ArticleaiDeep read

How a transformer model actually works

Signal DeskMay 13, 20264 minUpdated Jul 11, 2026

Attention is not the model reading your text like a person. It is a weighted lookup that lets every word pull context from every other word at once.

A deep read — the full picture, with the receipts.

Signalstrong2independent sources

Most explanations of transformers start with a diagram of arrows and the word "attention" in a box, then stop. That leaves people thinking attention is some kind of focus, as if the model is reading carefully and deciding what to care about. It is simpler and stranger than that. Attention is a math operation that lets each position in a sequence gather information from every other position, all in one pass, with no notion of reading order built in. The transformer is the architecture that stacks this operation into something that can model language. Here is what is actually happening under the hood.

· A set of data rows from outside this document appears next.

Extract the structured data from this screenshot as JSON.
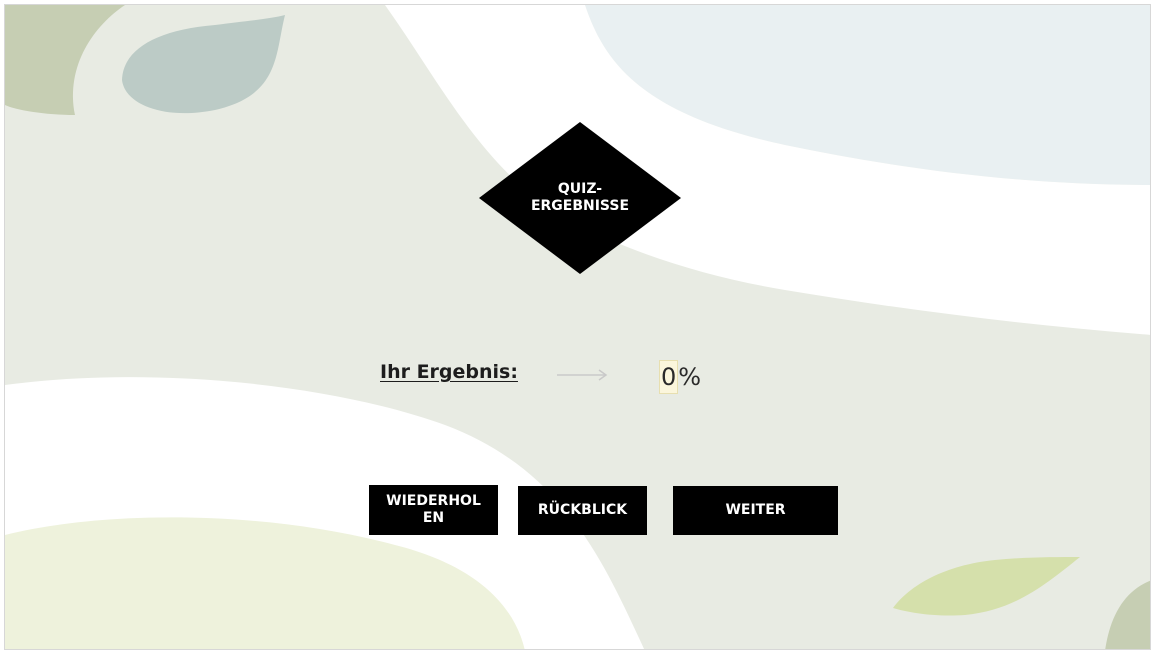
{
  "slide": {
    "title": "QUIZ-ERGEBNISSE",
    "result_label": "Ihr Ergebnis:",
    "score_value": "0",
    "score_unit": "%"
  },
  "buttons": {
    "retry_label": "WIEDERHOLEN",
    "review_label": "RÜCKBLICK",
    "next_label": "WEITER"
  },
  "colors": {
    "background": "#e8ebe3",
    "accent_dark": "#000000",
    "leaf_green": "#c8d6a0",
    "leaf_teal": "#b9c9c4",
    "sky": "#e9f0f2"
  },
  "icons": {
    "arrow": "arrow-right-icon"
  }
}
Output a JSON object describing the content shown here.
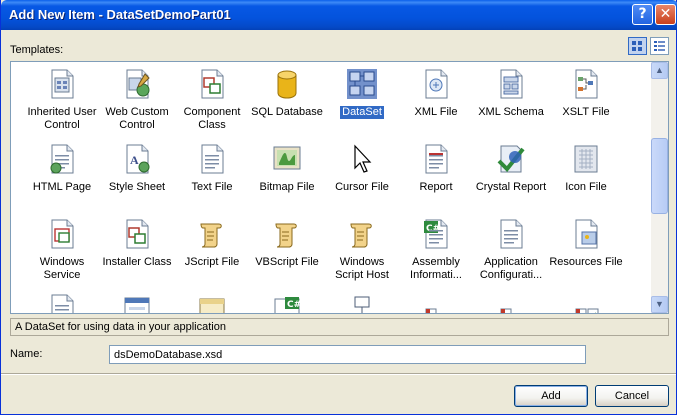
{
  "window": {
    "title": "Add New Item - DataSetDemoPart01"
  },
  "labels": {
    "templates": "Templates:",
    "name": "Name:"
  },
  "templates": [
    {
      "label": "Inherited User Control",
      "icon": "inherited-user-control-icon"
    },
    {
      "label": "Web Custom Control",
      "icon": "web-custom-control-icon"
    },
    {
      "label": "Component Class",
      "icon": "component-class-icon"
    },
    {
      "label": "SQL Database",
      "icon": "sql-database-icon"
    },
    {
      "label": "DataSet",
      "icon": "dataset-icon",
      "selected": true
    },
    {
      "label": "XML File",
      "icon": "xml-file-icon"
    },
    {
      "label": "XML Schema",
      "icon": "xml-schema-icon"
    },
    {
      "label": "XSLT File",
      "icon": "xslt-file-icon"
    },
    {
      "label": "HTML Page",
      "icon": "html-page-icon"
    },
    {
      "label": "Style Sheet",
      "icon": "style-sheet-icon"
    },
    {
      "label": "Text File",
      "icon": "text-file-icon"
    },
    {
      "label": "Bitmap File",
      "icon": "bitmap-file-icon"
    },
    {
      "label": "Cursor File",
      "icon": "cursor-file-icon"
    },
    {
      "label": "Report",
      "icon": "report-icon"
    },
    {
      "label": "Crystal Report",
      "icon": "crystal-report-icon"
    },
    {
      "label": "Icon File",
      "icon": "icon-file-icon"
    },
    {
      "label": "Windows Service",
      "icon": "windows-service-icon"
    },
    {
      "label": "Installer Class",
      "icon": "installer-class-icon"
    },
    {
      "label": "JScript File",
      "icon": "jscript-file-icon"
    },
    {
      "label": "VBScript File",
      "icon": "vbscript-file-icon"
    },
    {
      "label": "Windows Script Host",
      "icon": "windows-script-host-icon"
    },
    {
      "label": "Assembly Informati...",
      "icon": "assembly-info-icon"
    },
    {
      "label": "Application Configurati...",
      "icon": "app-config-icon"
    },
    {
      "label": "Resources File",
      "icon": "resources-file-icon"
    },
    {
      "label": "",
      "icon": "document-icon"
    },
    {
      "label": "",
      "icon": "form-icon"
    },
    {
      "label": "",
      "icon": "toolbox-icon"
    },
    {
      "label": "",
      "icon": "csharp-file-icon"
    },
    {
      "label": "",
      "icon": "network-icon"
    },
    {
      "label": "",
      "icon": "cable-icon"
    },
    {
      "label": "",
      "icon": "cable-icon-2"
    },
    {
      "label": "",
      "icon": "checklist-icon"
    }
  ],
  "description": "A DataSet for using data in your application",
  "name_field": {
    "value": "dsDemoDatabase.xsd"
  },
  "buttons": {
    "add": "Add",
    "cancel": "Cancel"
  },
  "colors": {
    "title_bar": "#0453DD",
    "selection": "#316AC5",
    "window_bg": "#ECE9D8"
  }
}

Everything becomes a vector first#

A transformer cannot work with words. It works with numbers. So the first thing it does is chop your text into tokens (roughly word-fragments) and map each token to a list of numbers called an embedding. An embedding might be 768 or 4096 numbers long, and its job is to place that token somewhere in a high-dimensional space where similar meanings sit near each other.

There is a catch. Once you turn a sentence into a bag of vectors, you have lost the order. "Dog bites man" and "man bites dog" become the same set. So the model adds a positional signal to each embedding, a second set of numbers that encodes where the token sits. Now position is baked into the vector itself, not into the structure of the network. This is why a transformer can look at the whole sequence at once instead of marching through it left to right.

Attention is a weighted lookup#

This is the part everyone hand-waves. For every token, the model produces three vectors by multiplying the embedding against three learned weight matrices:

a query: what this token is looking for
a key: what this token offers to others
a value: the actual content this token will hand over

To decide how much one token should pull from another, the model takes the dot product of one token's query with another token's key. A high score means the two are relevant to each other. Those scores are normalized into weights that sum to one, and then each token's new representation becomes a weighted blend of all the value vectors in the sequence.

Think of it like a room where everyone shouts a question (query) and holds up a label (key). You listen to all the labels, weight them by how well they match your question, and then average what those people are saying (values) into your own notes. The word "it" in a sentence can score highly against the noun it refers to and pull that meaning in, without anyone hard-coding a grammar rule.

Many heads, looking for different things#

One attention operation captures one kind of relationship. Real language has many at once: subject and verb agreement, what a pronoun points to, the topic of the paragraph. So transformers run several attention operations in parallel, called heads, each with its own query, key, and value matrices. One head might track syntax while another tracks long-range topic. The outputs are concatenated and mixed back together. This is "multi-head attention," and it is the reason a single layer can model more than one type of dependency.

The stack is where depth comes from#

A transformer block is attention followed by a small feed-forward network applied to each position, wrapped in two helpers that make deep networks trainable:

Component	What it does
Multi-head attention	Mixes information across tokens
Feed-forward layer	Transforms each token on its own
Residual connection	Adds the input back to the output so gradients survive depth
Layer normalization	Keeps the numbers in a stable range

Stack dozens of these blocks and each layer refines the representation a little more. Early layers tend to capture surface patterns. Later layers capture more abstract structure. Nobody programmed that division of labor. It emerged from training on enough text.

What it does not do#

A transformer does not plan a sentence before writing it. A decoder-style model produces one token at a time, feeds that token back in, and predicts the next. There is no internal outline. "Attention" is not attention in the human sense, and a head is not a little homunculus that understands grammar. These are weighted averages over learned vectors, repeated at scale.

That scale is the whole trick. The architecture is not especially clever on its own. It is parallelizable, it handles long-range dependencies without a fixed window, and it keeps working as you add parameters and data. Those three properties are why it displaced the recurrent networks that came before it, and why almost every large language model today is some variation on this same stack.

Frequently asked questions

What is attention in a transformer model?

Attention is a math operation, specifically a weighted lookup, that lets each position in a sequence gather information from every other position in a single pass. It is not the model reading carefully or focusing in the human sense.

Why do transformers add positional information to embeddings?

Turning a sentence into a set of vectors loses word order, so 'dog bites man' and 'man bites dog' would look identical. The model adds a positional signal to each embedding so position is baked into the vector, letting it process the whole sequence at once instead of left to right.

What are query, key, and value vectors?

For each token the model produces three vectors by multiplying the embedding against learned weight matrices: a query (what the token is looking for), a key (what it offers others), and a value (the content it hands over). Attention scores come from the dot product of one token's query with another's key.

What is multi-head attention?

It runs several attention operations in parallel, called heads, each with its own query, key, and value matrices. One head might track syntax while another tracks long-range topic, so a single layer can model more than one type of dependency.

Why did transformers replace recurrent networks?

Transformers are parallelizable, handle long-range dependencies without a fixed window, and keep improving as you add parameters and data. Those three properties let them displace the recurrent networks that came before them.